1. Analyze the argument of the logarithm: Let $g(x) = \frac{x^2+e}{x^2+1}$. To find the range of $g(x)$, let $t = x^2$. Since $x$ is a real number, $x^2 \ge 0$, so $t \ge 0$. Now, $g(t) = \frac{t+e}{t+1}$. We can rewrite $g(t)$ by performing polynomial division or by algebraic manipulation: $g(t) = \frac{t+1 + e-1}{t+1} = \frac{t+1}{t+1} + \frac{e-1}{t+1} = 1 + \frac{e-1}{t+1}$.

2. Determine the range of $g(t)$ for $t \ge 0$: Since $t \ge 0$: $t+1 \ge 1$. Taking the reciprocal of $t+1$: $0 < \frac{1}{t+1} \le 1$. (As $t \to \infty$, $\frac{1}{t+1} \to 0$. When $t=0$, $\frac{1}{t+1}=1$).

The value of $e$ is approximately $2.718$. So, $e-1 \approx 1.718$, which is a positive constant. Multiply the inequality $0 < \frac{1}{t+1} \le 1$ by $(e-1)$: $0 \cdot (e-1) < \frac{e-1}{t+1} \le 1 \cdot (e-1)$ $0 < \frac{e-1}{t+1} \le e-1$.

Now, add 1 to all parts of the inequality: $1+0 < 1 + \frac{e-1}{t+1} \le 1 + (e-1)$ $1 < g(t) \le e$.

So, the range of $g(x) = \frac{x^2+e}{x^2+1}$ is $(1, e]$.

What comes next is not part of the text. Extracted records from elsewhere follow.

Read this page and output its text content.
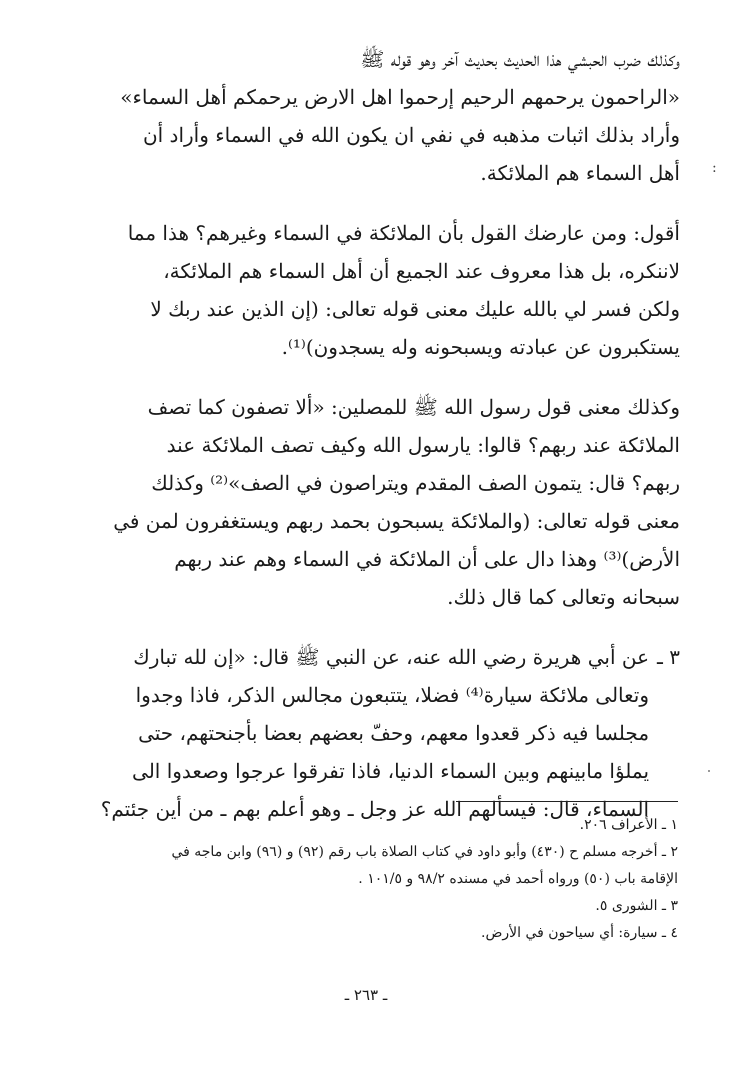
وكذلك ضرب الحبشي هذا الحديث بحديث آخر وهو قوله ﷺ
«الراحمون يرحمهم الرحيم إرحموا اهل الارض يرحمكم أهل السماء»
وأراد بذلك اثبات مذهبه في نفي ان يكون الله في السماء وأراد أن
أهل السماء هم الملائكة.
أقول: ومن عارضك القول بأن الملائكة في السماء وغيرهم؟ هذا مما
لاننكره، بل هذا معروف عند الجميع أن أهل السماء هم الملائكة،
ولكن فسر لي بالله عليك معنى قوله تعالى: (إن الذين عند ربك لا
يستكبرون عن عبادته ويسبحونه وله يسجدون)⁽¹⁾.
وكذلك معنى قول رسول الله ﷺ للمصلين: «ألا تصفون كما تصف
الملائكة عند ربهم؟ قالوا: يارسول الله وكيف تصف الملائكة عند
ربهم؟ قال: يتمون الصف المقدم ويتراصون في الصف»⁽²⁾ وكذلك
معنى قوله تعالى: (والملائكة يسبحون بحمد ربهم ويستغفرون لمن في
الأرض)⁽³⁾ وهذا دال على أن الملائكة في السماء وهم عند ربهم
سبحانه وتعالى كما قال ذلك.
٣ ـ
عن أبي هريرة رضي الله عنه، عن النبي ﷺ قال: «إن لله تبارك
وتعالى ملائكة سيارة⁽⁴⁾ فضلا، يتتبعون مجالس الذكر، فاذا وجدوا
مجلسا فيه ذكر قعدوا معهم، وحفّ بعضهم بعضا بأجنحتهم، حتى
يملؤا مابينهم وبين السماء الدنيا، فاذا تفرقوا عرجوا وصعدوا الى
السماء، قال: فيسألهم الله عز وجل ـ وهو أعلم بهم ـ من أين جئتم؟
:
١ ـ الأعراف ٢٠٦.
٢ ـ أخرجه مسلم ح (٤٣٠) وأبو داود في كتاب الصلاة باب رقم (٩٢) و (٩٦) وابن ماجه في
الإقامة باب (٥٠) ورواه أحمد في مسنده ٩٨/٢ و ١٠١/٥ .
٣ ـ الشورى ٥.
٤ ـ سيارة: أي سياحون في الأرض.
ـ ٢٦٣ ـ
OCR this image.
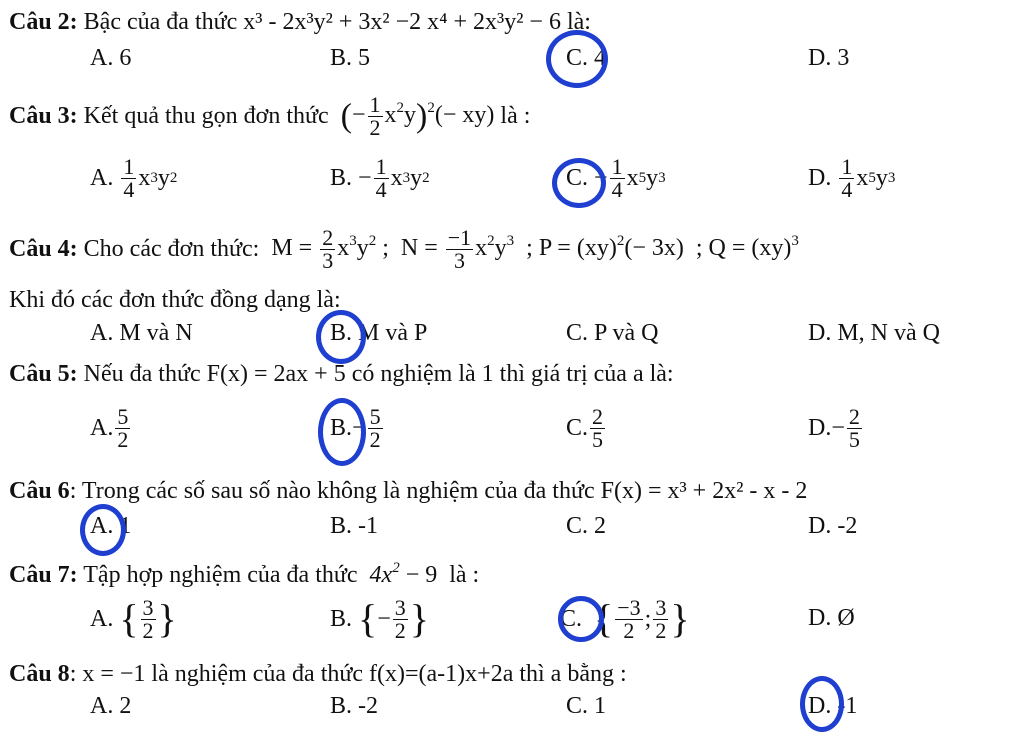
Câu 2: Bậc của đa thức x³ - 2x³y² + 3x² −2 x⁴ + 2x³y² − 6 là:
A. 6	B. 5	C. 4	D. 3
Câu 3:
Kết quả thu gọn đơn thức
(− $\frac{1}{2} x^2y)^2(- xy)$
là :
A.
$\frac{1}{4}$ x 3 y 2	B. − $\frac{1}{4}$ x 3 y 2	C. − $\frac{1}{4}$ x 5 y 3	D.
$\frac{1}{4}$ x 5 y 3
Câu 4:
Cho các đơn thức:
$M = \frac{2}{3} x^3y^2$ ;  $N = \frac{-1}{3} x^2y^3$  ; P = (xy)$^2$(− 3x)  ; Q = (xy)$^3$
Khi đó các đơn thức đồng dạng là:
A. M và N	B. M và P	C. P và Q	D. M, N và Q
Câu 5: Nếu đa thức F(x) = 2ax + 5 có nghiệm là 1 thì giá trị của a là:
A. $\frac{5}{2}$	B. − $\frac{5}{2}$	C. $\frac{2}{5}$	D. − $\frac{2}{5}$
Câu 6: Trong các số sau số nào không là nghiệm của đa thức F(x) = x³ + 2x² - x - 2
A. 1	B. -1	C. 2	D. -2
Câu 7: Tập hợp nghiệm của đa thức $4x^2 - 9$ là :
A.
{ $\frac{3}{2}$ }	B.
{ − $\frac{3}{2}$ }	C.
{ $\frac{-3}{2}$ ; $\frac{3}{2}$ }	D. Ø
Câu 8: x = −1 là nghiệm của đa thức f(x)=(a-1)x+2a thì a bằng :
A. 2	B. -2	C. 1	D. -1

3. Find the range of $f(x) = \log_e(g(x))$: The natural logarithm function, $h(u) = \log_e u$, is a strictly increasing function for $u > 0$. Since the range of $g(x)$ is $(1, e]$, we can apply the logarithm to this interval: $\log_e(1) < \log_e(g(x)) \le \log_e(e)$. We know that $\log_e(1) = 0$ and $\log_e(e) = 1$. Therefore, the range of $f(x)$ is $(0, 1]$.

4. Count the number of integers in the range of $f(x)$: The range of $f(x)$ is $(0, 1]$. The integers that lie within this interval are values greater than 0 and less than or equal to 1. The only integer satisfying this condition is 1.

Thus, there is only one integer in the range of $f(x)$.